I was suggesting first studying what legacy javacc exacly does before making a decision for a new feature: may be with just a few lines of code you can make it reposition exactly at the “beginning” of the faulty production (token pointers, built nodes, …).

Well, I’m not sure I would want the ATTEMPT reposition at its previous state; may be experience would show it’s more comfortable to reposition a the state before the faulty production, in cases like ATTEMPT ( P1() P2() P3()) and P2() fails.

I’m puzzled by this statement. You seriously think that I didn’t look carefully at what the legacy JavaCC tool does?

All that legacy JavaCC does with a try-catch is translate it into a Java try-catch.

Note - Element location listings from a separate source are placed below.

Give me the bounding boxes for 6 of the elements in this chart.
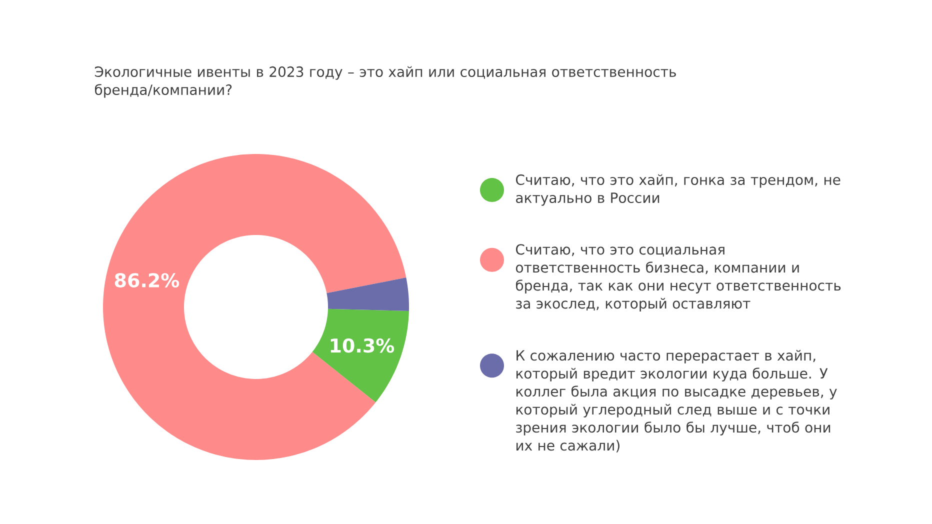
chart-title: Экологичные ивенты в 2023 году – это хайп или социальная ответственность бренда/компании? bbox=[94, 66, 676, 98]
data-label: 10.3% bbox=[330, 338, 394, 353]
legend-label: Считаю, что это социальная ответственность бизнеса, компании и бренда, так как они несут ответственность за экослед, который оставляют bbox=[516, 244, 841, 312]
data-label: 86.2% bbox=[114, 273, 180, 288]
legend-label: К сожалению часто перерастает в хайп, который вредит экологии куда больше. У коллег была акция по высадке деревьев, у который углеродный след выше и с точки зрения экологии было бы лучше, чтоб они их не сажали) bbox=[516, 350, 837, 452]
legend-label: Считаю, что это хайп, гонка за трендом, не актуально в России bbox=[516, 174, 840, 206]
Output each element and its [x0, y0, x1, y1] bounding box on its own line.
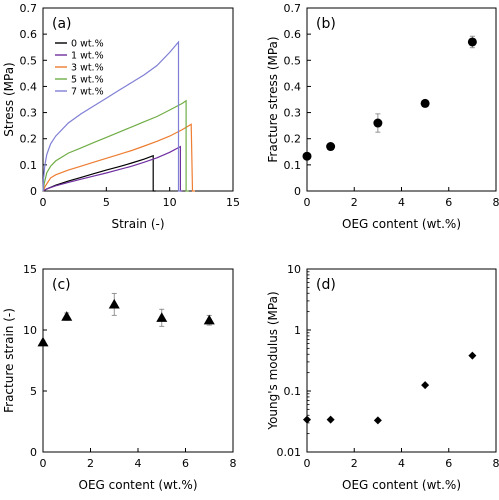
x-tick-label: 2 — [351, 196, 358, 209]
legend-label: 5 wt.% — [71, 75, 104, 86]
panel-label: (b) — [316, 16, 336, 32]
x-tick-label: 5 — [103, 196, 110, 209]
data-point — [421, 381, 430, 390]
series-line — [42, 40, 182, 192]
x-tick-label: 8 — [493, 196, 499, 209]
plot-frame — [42, 268, 234, 453]
y-tick-label: 0.4 — [20, 80, 38, 93]
x-tick-label: 8 — [493, 457, 499, 470]
data-point — [203, 314, 215, 325]
data-point — [467, 37, 477, 47]
plot-frame — [306, 268, 497, 453]
x-tick-label: 4 — [398, 196, 405, 209]
series-line — [42, 99, 189, 192]
x-tick-label: 2 — [351, 457, 358, 470]
x-tick-label: 6 — [445, 196, 452, 209]
x-tick-label: 0 — [304, 457, 311, 470]
y-axis-label: Young's modulus (MPa) — [266, 291, 280, 430]
data-point — [326, 415, 335, 424]
y-tick-label: 15 — [23, 263, 37, 276]
data-point — [373, 118, 383, 128]
y-tick-label: 0.1 — [284, 385, 302, 398]
y-tick-label: 0.5 — [20, 54, 38, 67]
panel-b: 0 2 4 6 8 0 0.1 0.2 0.3 0.4 0.5 0.6 0.7 OEG content (… — [266, 2, 499, 231]
y-tick-label: 0.1 — [20, 159, 38, 172]
y-tick-label: 10 — [23, 324, 37, 337]
y-tick-label: 0 — [294, 185, 301, 198]
data-point — [468, 351, 477, 360]
x-tick-label: 0 — [40, 196, 47, 209]
y-tick-label: 0.7 — [20, 2, 38, 15]
y-tick-label: 0.01 — [277, 446, 302, 459]
panel-label: (a) — [52, 16, 72, 32]
y-tick-label: 0.4 — [284, 80, 302, 93]
y-tick-label: 0.7 — [284, 2, 302, 15]
x-axis-label: OEG content (wt.%) — [79, 478, 198, 492]
y-tick-label: 0.1 — [284, 159, 302, 172]
x-tick-label: 0 — [304, 196, 311, 209]
data-point — [326, 142, 336, 152]
x-tick-label: 6 — [445, 457, 452, 470]
x-tick-label: 2 — [87, 457, 94, 470]
x-tick-label: 4 — [398, 457, 405, 470]
x-tick-label: 4 — [135, 457, 142, 470]
data-point — [303, 415, 311, 424]
legend-label: 7 wt.% — [71, 87, 104, 98]
y-axis-label: Fracture stress (MPa) — [266, 36, 280, 162]
y-tick-label: 1 — [294, 324, 301, 337]
x-axis-label: OEG content (wt.%) — [342, 478, 461, 492]
y-tick-label: 0.6 — [20, 28, 38, 41]
data-point — [373, 416, 382, 425]
x-tick-label: 10 — [163, 196, 177, 209]
legend-label: 1 wt.% — [71, 51, 104, 62]
x-axis-label: OEG content (wt.%) — [342, 217, 461, 231]
panel-d: 0 2 4 6 8 0.01 0.1 1 10 OEG content (wt.%) Young's… — [266, 263, 499, 492]
data-point — [156, 312, 168, 322]
y-tick-label: 0.5 — [284, 54, 302, 67]
y-tick-label: 0.6 — [284, 28, 302, 41]
data-point — [37, 336, 49, 347]
data-point — [108, 298, 120, 309]
x-tick-label: 15 — [226, 196, 240, 209]
panel-c: 0 2 4 6 8 0 5 10 15 OEG content (wt.%) Fracture st… — [2, 263, 237, 492]
plot-frame — [42, 7, 234, 192]
x-axis-label: Strain (-) — [111, 217, 164, 231]
y-tick-label: 0.2 — [20, 133, 38, 146]
y-axis-label: Stress (MPa) — [2, 62, 16, 136]
data-point — [61, 311, 73, 321]
x-tick-label: 0 — [40, 457, 47, 470]
series-line — [42, 123, 195, 192]
y-tick-label: 0.2 — [284, 133, 302, 146]
data-point — [302, 151, 312, 161]
panel-label: (d) — [316, 277, 336, 293]
x-tick-label: 8 — [230, 457, 237, 470]
y-tick-label: 5 — [30, 385, 37, 398]
y-tick-label: 10 — [287, 263, 301, 276]
y-tick-label: 0 — [30, 446, 37, 459]
series-line — [42, 145, 183, 192]
x-tick-label: 6 — [182, 457, 189, 470]
data-point — [420, 98, 430, 108]
y-axis-label: Fracture strain (-) — [2, 308, 16, 413]
plot-frame — [306, 7, 497, 192]
y-tick-label: 0.3 — [20, 107, 38, 120]
y-tick-label: 0.3 — [284, 107, 302, 120]
y-tick-label: 0 — [30, 185, 37, 198]
panel-a: 0 5 10 15 0 0.1 0.2 0.3 0.4 0.5 0.6 0.7 Strain (-) St… — [2, 2, 240, 231]
legend-label: 3 wt.% — [71, 63, 104, 74]
legend-label: 0 wt.% — [71, 39, 104, 50]
panel-label: (c) — [52, 277, 71, 293]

But the thing with this is that, when I say that the legacy try-catch is not something very useful, it’s not just me saying it. There is over twenty years of praxis that demonstrates pretty clearly that it is not very useful. Just try to figure out how many grammars out there in the wild make use of this! Very few. Precisely because it is just not very useful. Again, this is not my judgment. It is the judgment of over 20 years of praxis!

Well, if you have ATTEMPT(P1() P2() P3()) and it fails in P2, it is going to rewind to right before P1().

If you wanted it to rewind to its state right before P2, you would need to write:

ATTEMPT(P2() etc.)

If it fails and rewinds, it rewinds to the state it was in before the attempt. I’m not sure what else is really possible in general.

The other issue is that if you write:

try {P1() P2() P3()} catch{…}

in principle, the exception could come from some deeply nested sub-production. Again, it is just not very clear, in the general case, what useful thing you can do in the catch block with the legacy try-catch semantics. And again, that is almost certainly why the whole thing is so little used out there, precisely because it is not useful!

Admittedly, it remains to be seen how generally useful the new ATTEMPT/RECOVER construct is. But probably, it could not be less useful than the legacy try-catch, which is pretty much completely useless!